Let me start out by saying that this week’s readings, especially the excerpt from Jane Bennett’s Vibrant Matter, completely and thoroughly enchanted me. For today, in an effort to organize the abundance of thoughts bouncing around in my head relating to thing theory, I would like to focus specifically on Vibrant Matter.

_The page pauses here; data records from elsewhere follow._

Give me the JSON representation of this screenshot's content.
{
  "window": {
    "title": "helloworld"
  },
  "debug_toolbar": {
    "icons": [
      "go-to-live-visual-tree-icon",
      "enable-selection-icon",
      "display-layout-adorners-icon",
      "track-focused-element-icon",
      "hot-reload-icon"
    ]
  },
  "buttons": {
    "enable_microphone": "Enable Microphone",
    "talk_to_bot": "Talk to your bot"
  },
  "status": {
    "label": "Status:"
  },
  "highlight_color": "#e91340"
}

In my opinion, the most fascinating part of Bennett’s “political ecology of things,” as she sub-titles her book, was her focus on “thing-power.” In Chapter 1, she writes:
On a sunny Tuesday morning on 4 June in the grate over the storm drain to the Chesapeake
Bay in front of Sam’s Bagels on Cold Spring Lane in Baltimore, there was:
one large men’s black plastic work glove
one dense mat of oak pollen
one unblemished dead rat
one white plastic bottle cap
one smooth stick of wood
Glove, pollen, rat, cap, stick. As I encountered these items, they shimmied back and forth
between debris and thing—between, on the one hand, stuff to ignore, except insofar
as it betokened human activity (the workman’s efforts, the litterer’s toss,
the rat-poisoner’s success), and, on the other hand, stuff that commanded attention in its
own right, as existents in excess of their association with human meanings, habits, or projects.
(4)
She continues, referring again to the list of objects, “[T]hey were all there just as they were, and so I caught a glimpse of an energetic vitality inside each of these things, things that I generally conceived as inert. In this assemblage, objects appeared as things, that is, as vivid entities not entirely reducible to the contexts in which (human) subjects set them, never entirely exhausted by their semiotics” (5). While reading these passages, I was struck by how similar it sounded to the way I learned to write poetry from my absolutely amazing undergraduate creative writing professor. Specifically, Bennett’s argument reminded me of imagism and the desire to accurately portray an image. As Ezra Pound suggested in “A Few Don’ts by an Imagiste,” one should strive for “[d]irect treatment of the ‘thing,’ whether subjective or objective.” I think also of William Carlos Williams and “The Red Wheelbarrow”:
so much depends
upon
a red wheel
barrow
glazed with rain
water
beside the white
chickens
The image of this wheelbarrow, and thus, the wheelbarrow itself, seems to exert the thing-power that Bennett describes; as Bennet would say, it vibrates.
Later in the same chapter, I was intrigued by Bennett’s argument that vital materiality does not lessen humanity. She writes:
If matter itself is lively, then not only is the difference between subjects and
objects minimized, but the status of shared materiality of all things is elevated. All bodies
become more than mere objects, as the thing-powers of resistance and protean agency are
brought into a sharper relief. . . . The ethical aim becomes to distribute value more generously,
to bodies as such . . . [which] can inspire a greater sense of the extent to which all bodies are
kin in the sense of inextricably enmeshed in a dense network of relations. And in a knotted
world of vibrant matter, to harm one section of the web may very well be to harm oneself. (13)
Essentially, Bennett writes that looking at all matter as vibrant connects humans to each other and to the rest of the world in a way that the current “model[s] of personhood” do not typically allow (13). I will admit that I am usually disillusioned with arguments supporting materialism, but as Bennett writes, “American materialism,” in effect, “is antimateriality” (5). Materialism, especially what she calls vital materialism, instead relates to understanding the vibrancy of matter as she describes above.